EXTRACTING arcane messages from artistic creations is the bread-and-butter activity of your average conspiracy theorist. But nobody has ever satisfactorily explained to me how a musician or recording engineer manages to insert a message that sounds entirely innocent when played forward, but when played in reverse is transformed into a menacing slogan.

And, more to the point, if you were to go to all the trouble, why not spend a bit more time making the message intelligible rather than an incoherent drawl?

Such was the fascination of Paul is Dead (Radio 4, Tuesday of last week) that these and many more thoughts came to mind as we heard the story of Paul McCartney's death, rumours of which spread in late 1969, just at the point when the band was showing signs of wear and tear.

The first seed was planted by a caller to a US radio phone-in, by a student claiming that Paul had been killed in a car accident in 1966, and been replaced by an orphan from Edinburgh, William Campbell. The rumour spread amongst gullible Beatles devotees who had experienced a decade or more of political and social upheaval.

And, of course, it's plain to anybody with ears to hear, that the end of "I am the Walrus" played backwards conceals the message "Ha-ha, Paul is dead."

Matt Thompon's documentary was a joy: full of bonkers theories, and plenty of archive material. And, in case you thought that this was all a bit of a laugh, there was Professor Diane Purkiss, of Oxford University, to remind us that conspiracy theories are, in fact, one of the most dangerous aspects of the modern media age. At best, they paralyse democratic engagement with real political issues; at worst, they lead to violence and persecution.

As Roland Barthes would have it, myth empties reality and impoverishes history. Or, in laymen's terms, real life is both more surprising and more banal than anything one could invent. With this perspective, Peter Conrad has been exploring 21st-century mythologies in a series of weekday essays on Radio 4.

The disappearance of Flight MH370 in March makes for an obvious subject in this respect. The lack of any answer to the mystery allows in any number of mythologies, most of them subsequently discredited: Iranian passengers travelling on false passports, a disgruntled pilot, overheated Lithium batteries in the hold. The fact that an aeroplane can still disappear, despite all our satellite technology, serves, in Conrad's words, to "re-medievalise" the world.

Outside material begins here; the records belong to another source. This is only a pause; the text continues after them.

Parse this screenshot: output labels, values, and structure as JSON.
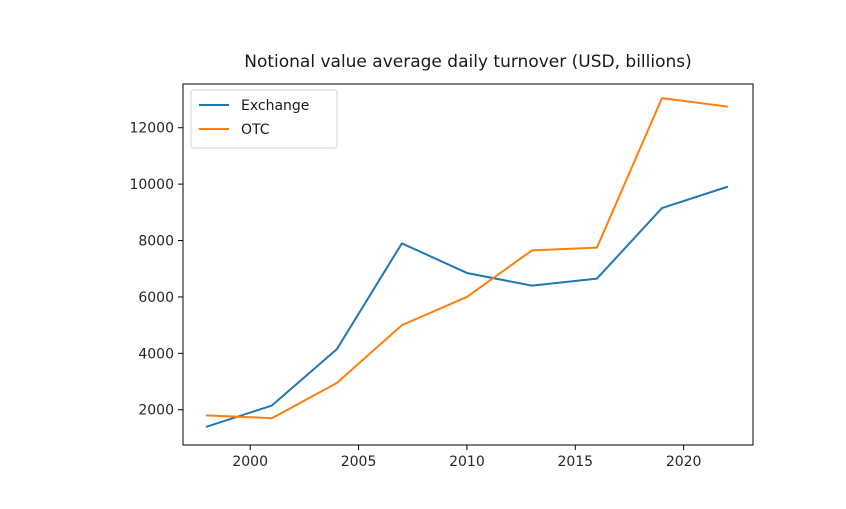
{
  "chart_data": {
    "type": "line",
    "title": "Notional value average daily turnover (USD, billions)",
    "xlabel": "",
    "ylabel": "",
    "xlim": [
      1996.9,
      2023.2
    ],
    "ylim": [
      750,
      13550
    ],
    "x_ticks": [
      2000,
      2005,
      2010,
      2015,
      2020
    ],
    "y_ticks": [
      2000,
      4000,
      6000,
      8000,
      10000,
      12000
    ],
    "grid": false,
    "legend_position": "upper-left",
    "x": [
      1998,
      2001,
      2004,
      2007,
      2010,
      2013,
      2016,
      2019,
      2022
    ],
    "series": [
      {
        "name": "Exchange",
        "color": "#1f77b4",
        "values": [
          1400,
          2150,
          4150,
          7900,
          6850,
          6400,
          6650,
          9150,
          9900
        ]
      },
      {
        "name": "OTC",
        "color": "#ff7f0e",
        "values": [
          1800,
          1700,
          2950,
          5000,
          6000,
          7650,
          7750,
          13050,
          12750
        ]
      }
    ]
  }
}
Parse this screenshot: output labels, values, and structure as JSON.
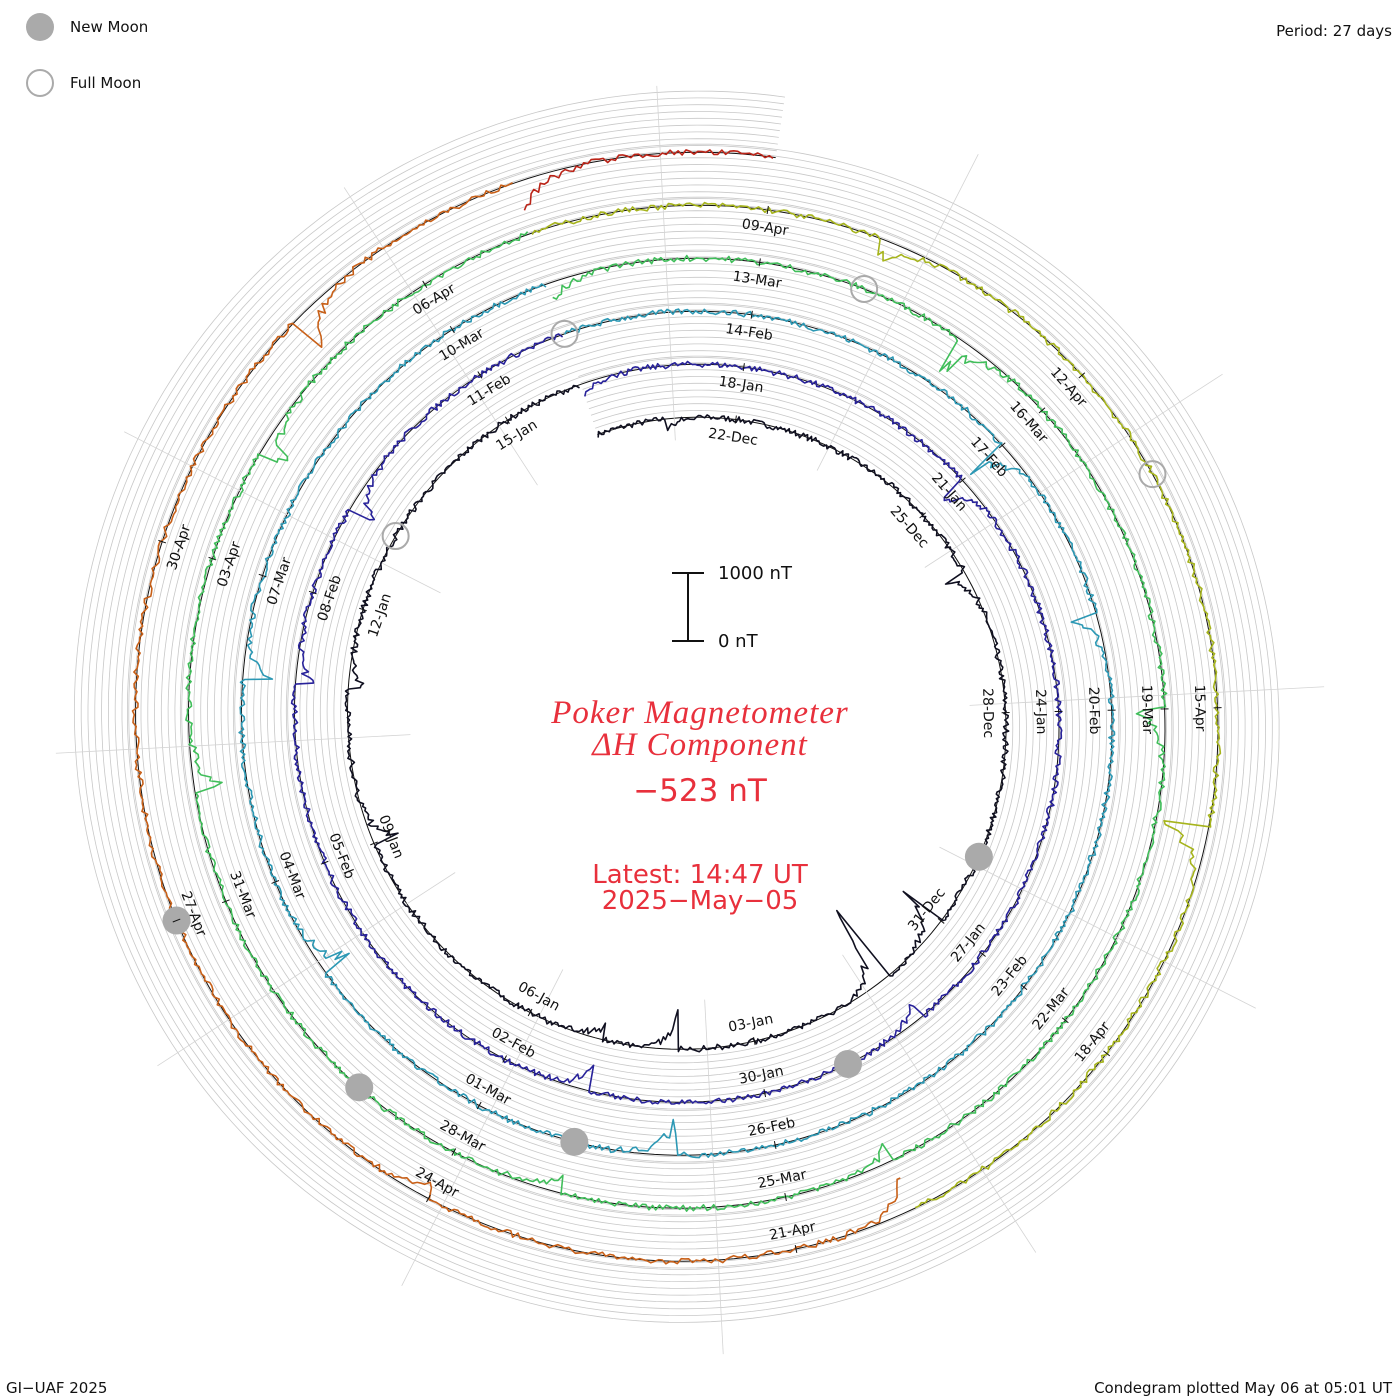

Not all of Conrad's subjects have been as intriguing as this. On Thursday, he turned the same weighty analytical gaze on the "selfie"; a phenomenon so ubiquitous that even heads of state are taking them, and a term so popular that The Oxford English Dictionary named "selfie" as its word of the year in 2013.

Conrad's discussion ranged from the self-obsession of Narcissus to the parenting skills of Kim Kardashian. But, in reality, is a selfie not much more than a convenient way of having your picture taken without having to get somebody else to do it for you?